Bük: Eğret Çayı’nn kıvrım yapıp büküldüğü yerdeki verimli arazi ve o mevkiye verilen isim.

bükme/bütme: Mayasız hamurun içine mercimek, patates konularak büküldükten sonra tepsiyle fırında pişirilen börek.

bülkmek: Su kaynaktan fıkır fıkır çıkmak.

bülü bülü: (ü) Tavukları çağırma sözü.

bülüç/bülüş: piliç

bülük: Erkek çocuk cinsel organı

büñgüldemek: suyun kaynaktan coşkuyla çıkması

bürgün: yarından sonraki gün, diğer gün, öbür gün

büylek: Büyükbaş hayvanları ısırarak onların huysuzlanmasına sebep olan sinek. Büğelek.
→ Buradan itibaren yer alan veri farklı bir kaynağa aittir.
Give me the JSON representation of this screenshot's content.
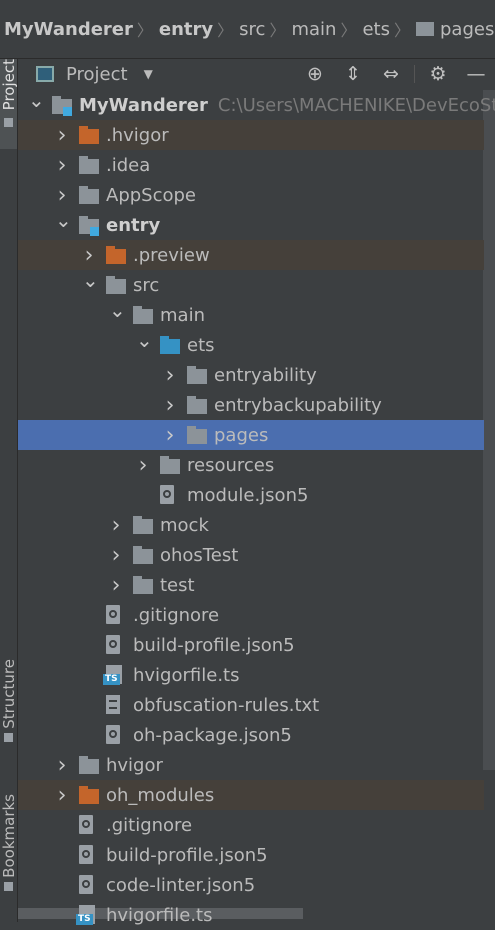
{
  "breadcrumbs": [
    {
      "label": "MyWanderer",
      "bold": true
    },
    {
      "label": "entry",
      "bold": true
    },
    {
      "label": "src"
    },
    {
      "label": "main"
    },
    {
      "label": "ets"
    },
    {
      "label": "pages",
      "folder": true
    }
  ],
  "left_stripe": {
    "project": "Project",
    "structure": "Structure",
    "bookmarks": "Bookmarks"
  },
  "toolwindow": {
    "title": "Project",
    "icons": [
      "locate-icon",
      "expand-all-icon",
      "collapse-all-icon",
      "gear-icon",
      "minimize-icon"
    ]
  },
  "tree": [
    {
      "label": "MyWanderer",
      "path": "C:\\Users\\MACHENIKE\\DevEcoSt",
      "bold": true,
      "level": 0,
      "expanded": true,
      "icon": "module"
    },
    {
      "label": ".hvigor",
      "level": 1,
      "chevron": "right",
      "icon": "folder-orange",
      "excluded": true
    },
    {
      "label": ".idea",
      "level": 1,
      "chevron": "right",
      "icon": "folder"
    },
    {
      "label": "AppScope",
      "level": 1,
      "chevron": "right",
      "icon": "folder"
    },
    {
      "label": "entry",
      "bold": true,
      "level": 1,
      "chevron": "down",
      "icon": "module"
    },
    {
      "label": ".preview",
      "level": 2,
      "chevron": "right",
      "icon": "folder-orange",
      "excluded": true
    },
    {
      "label": "src",
      "level": 2,
      "chevron": "down",
      "icon": "folder"
    },
    {
      "label": "main",
      "level": 3,
      "chevron": "down",
      "icon": "folder"
    },
    {
      "label": "ets",
      "level": 4,
      "chevron": "down",
      "icon": "folder-blue"
    },
    {
      "label": "entryability",
      "level": 5,
      "chevron": "right",
      "icon": "folder"
    },
    {
      "label": "entrybackupability",
      "level": 5,
      "chevron": "right",
      "icon": "folder"
    },
    {
      "label": "pages",
      "level": 5,
      "chevron": "right",
      "icon": "folder",
      "selected": true
    },
    {
      "label": "resources",
      "level": 4,
      "chevron": "right",
      "icon": "folder"
    },
    {
      "label": "module.json5",
      "level": 4,
      "icon": "json"
    },
    {
      "label": "mock",
      "level": 3,
      "chevron": "right",
      "icon": "folder"
    },
    {
      "label": "ohosTest",
      "level": 3,
      "chevron": "right",
      "icon": "folder"
    },
    {
      "label": "test",
      "level": 3,
      "chevron": "right",
      "icon": "folder"
    },
    {
      "label": ".gitignore",
      "level": 2,
      "icon": "json"
    },
    {
      "label": "build-profile.json5",
      "level": 2,
      "icon": "json"
    },
    {
      "label": "hvigorfile.ts",
      "level": 2,
      "icon": "ts"
    },
    {
      "label": "obfuscation-rules.txt",
      "level": 2,
      "icon": "txt"
    },
    {
      "label": "oh-package.json5",
      "level": 2,
      "icon": "json"
    },
    {
      "label": "hvigor",
      "level": 1,
      "chevron": "right",
      "icon": "folder"
    },
    {
      "label": "oh_modules",
      "level": 1,
      "chevron": "right",
      "icon": "folder-orange",
      "excluded": true
    },
    {
      "label": ".gitignore",
      "level": 1,
      "icon": "json"
    },
    {
      "label": "build-profile.json5",
      "level": 1,
      "icon": "json"
    },
    {
      "label": "code-linter.json5",
      "level": 1,
      "icon": "json"
    },
    {
      "label": "hvigorfile.ts",
      "level": 1,
      "icon": "ts"
    }
  ]
}
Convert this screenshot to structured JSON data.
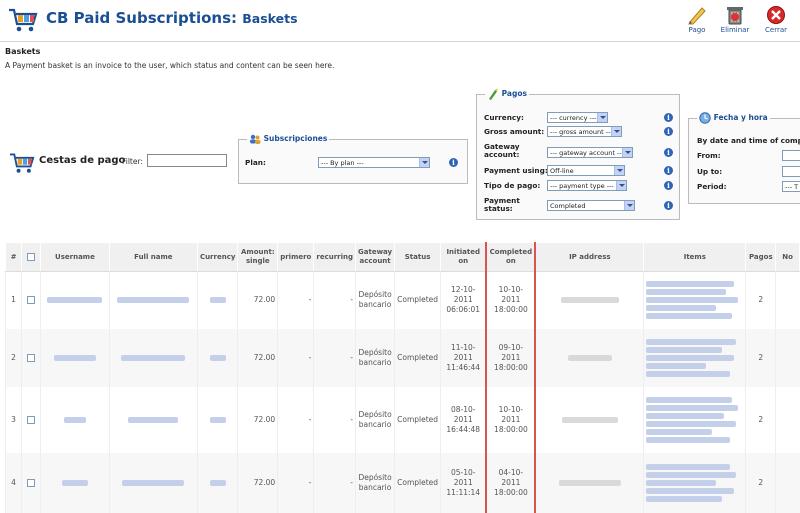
{
  "header": {
    "title": "CB Paid Subscriptions:",
    "subtitle": "Baskets",
    "toolbar": [
      {
        "label": "Pago",
        "icon": "pencil-icon"
      },
      {
        "label": "Eliminar",
        "icon": "trash-icon"
      },
      {
        "label": "Cerrar",
        "icon": "close-icon"
      }
    ]
  },
  "page": {
    "heading": "Baskets",
    "description": "A Payment basket is an invoice to the user, which status and content can be seen here."
  },
  "filter": {
    "title": "Cestas de pago",
    "label": "Filter:",
    "value": ""
  },
  "subscripciones": {
    "legend": "Subscripciones",
    "plan_label": "Plan:",
    "plan_value": "--- By plan ---"
  },
  "pagos": {
    "legend": "Pagos",
    "fields": [
      {
        "label": "Currency:",
        "value": "--- currency ---"
      },
      {
        "label": "Gross amount:",
        "value": "--- gross amount ---"
      },
      {
        "label": "Gateway account:",
        "value": "--- gateway account ---"
      },
      {
        "label": "Payment using:",
        "value": "Off-line"
      },
      {
        "label": "Tipo de pago:",
        "value": "--- payment type ---"
      },
      {
        "label": "Payment status:",
        "value": "Completed"
      }
    ]
  },
  "fecha": {
    "legend": "Fecha y hora",
    "intro": "By date and time of complet",
    "fields": [
      {
        "label": "From:"
      },
      {
        "label": "Up to:"
      },
      {
        "label": "Period:",
        "value": "--- T"
      }
    ]
  },
  "table": {
    "columns": [
      "#",
      "Username",
      "Full name",
      "Currency",
      "Amount: single",
      "primero",
      "recurring",
      "Gateway account",
      "Status",
      "Initiated on",
      "Completed on",
      "IP address",
      "Items",
      "Pagos",
      "No"
    ],
    "rows": [
      {
        "num": "1",
        "amount": "72.00",
        "primero": "-",
        "recurring": "-",
        "gateway": "Depósito bancario",
        "status": "Completed",
        "initiated": "12-10-2011 06:06:01",
        "completed": "10-10-2011 18:00:00",
        "pagos": "2"
      },
      {
        "num": "2",
        "amount": "72.00",
        "primero": "-",
        "recurring": "-",
        "gateway": "Depósito bancario",
        "status": "Completed",
        "initiated": "11-10-2011 11:46:44",
        "completed": "09-10-2011 18:00:00",
        "pagos": "2"
      },
      {
        "num": "3",
        "amount": "72.00",
        "primero": "-",
        "recurring": "-",
        "gateway": "Depósito bancario",
        "status": "Completed",
        "initiated": "08-10-2011 16:44:48",
        "completed": "10-10-2011 18:00:00",
        "pagos": "2"
      },
      {
        "num": "4",
        "amount": "72.00",
        "primero": "-",
        "recurring": "-",
        "gateway": "Depósito bancario",
        "status": "Completed",
        "initiated": "05-10-2011 11:11:14",
        "completed": "04-10-2011 18:00:00",
        "pagos": "2"
      }
    ]
  },
  "colors": {
    "brand": "#1b4f93",
    "highlight": "#d9534f"
  }
}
büylek dutmek: Büğelek sineğinin hayvanı ısırıp kaçırması.

büylek dutmuş gibi: Büğelek sineği ısırmış gibi rahatsız olma.

büyü cazı: (i) Büyüye benzer uygunsuz işler

büyülük: Büyü yapmada kullanılan malzeme.

büz: Betondan yapılmış, geniş su veya kanalizasyon borusu.

büzmek: Bir şeyi kıvırarak daraltmak.

büzük: Cildinde yanmadan dolayı büzülme olan kimse.

Büzükhalil: Devrimbeşlerin Dervişmehmetin ortanca oğlu Halil İbrahim Aydın. 1889 Yılında doğdu; Godalömerin küçüğü, Gavureyübün büyüğüdür. Lakabının kaynağı öğrenilemedi. Conahmet ile Avkathilminin babasıdır, 1946 yılında vefat etti.

Büzükhaliliñguyu: Atmemezarı ile Örençayırlar arasında Büzükhalil tarafından kazdırılan sereñli kuyu. O mevki şimdi bu kuyunun ismiyle anılıyor.